I have encountered a great deal of beliefs by older transitioners about “how easy it must have been!” and how much they “wished they transitioned younger!” I think often these narratives are meant in jest — and the grass is always greener on the other side –certainly. But for myself, transitioning in high school was filled with unbelievable obstacles and pain. Things that people often see as “a plus” (such as being a very small person at 5’5″ and 120lbs) — also served against me in many instances! I was often the target of physical assaults — in high school the State of Maine Attorney General prosecuted and convicted 3 people of hate crimes and implicated another 11 of conspiracy! Much of that had to do with qualities that many people now see as “positive”. I also was frequently told that I was “mentally ill” — a charge leveled at all trans people generally speaking — but as a minor, who was in state custody this had pretty grave consequences such as being mandated into therapy, onto psychiatric medication, and often discredited in my activism by fellow LGBT activists who disagreed with me. Transitioning younger also ended up being a large part of why I ended up being homeless. As a 16 year old who was “pretty” — I couldn’t get a job (without parental consent!), but I could turn tricks to feed myself and pay for clothes/a roof over my head even if temporarily, and supplies for school. I think people often don’t take into account the other struggles that people can face transitioning younger and only look at the upside. To be certain, there were some hassles I avoided — having facial hair! Hallalu I didn’t have to do electrolysis! But having to deal with sexism and misogyny from an early age was no bonus!
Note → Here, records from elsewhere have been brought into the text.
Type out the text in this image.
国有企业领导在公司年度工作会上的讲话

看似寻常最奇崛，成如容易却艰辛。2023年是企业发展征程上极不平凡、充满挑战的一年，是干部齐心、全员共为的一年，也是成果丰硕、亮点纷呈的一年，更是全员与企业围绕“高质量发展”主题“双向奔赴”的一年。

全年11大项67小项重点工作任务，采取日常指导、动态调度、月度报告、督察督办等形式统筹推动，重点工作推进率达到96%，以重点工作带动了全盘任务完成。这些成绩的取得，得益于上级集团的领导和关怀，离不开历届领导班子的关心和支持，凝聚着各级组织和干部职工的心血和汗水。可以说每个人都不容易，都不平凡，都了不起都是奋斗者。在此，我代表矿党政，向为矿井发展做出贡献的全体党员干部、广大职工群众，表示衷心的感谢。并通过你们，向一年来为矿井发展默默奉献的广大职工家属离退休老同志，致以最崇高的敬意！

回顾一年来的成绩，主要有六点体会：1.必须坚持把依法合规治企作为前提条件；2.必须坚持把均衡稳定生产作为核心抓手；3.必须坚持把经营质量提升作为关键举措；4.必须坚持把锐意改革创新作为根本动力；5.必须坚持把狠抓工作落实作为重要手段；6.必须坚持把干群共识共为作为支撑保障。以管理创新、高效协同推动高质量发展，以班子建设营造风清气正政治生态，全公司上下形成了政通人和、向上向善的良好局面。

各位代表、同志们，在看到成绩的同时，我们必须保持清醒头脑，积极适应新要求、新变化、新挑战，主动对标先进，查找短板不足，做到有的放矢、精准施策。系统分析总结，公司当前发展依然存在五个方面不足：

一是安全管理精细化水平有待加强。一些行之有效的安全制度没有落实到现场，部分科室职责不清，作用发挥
Also only having a career as a woman (and really being hoisted into a female dominated profession that is heavily under paid — social work!) has meant that my income has definitely not matched my peers who transitioned later in life. I think, no path is all peaches and cream or all rocks and hard knocks! That is basically my message! It is easy to think everyone else had it easier or is “lucky” — but looks aren’t everything — I definitely carry around some serious scars from those early years of my transition!
5. When are you going to write a book?
Ha! That is SUCH a good question! It is hard to find time in between activism to write a book, but I need/want to do it! I have been slogging away at chapters since 2003! I just need to get up the guts and courage to finalize it and publish it!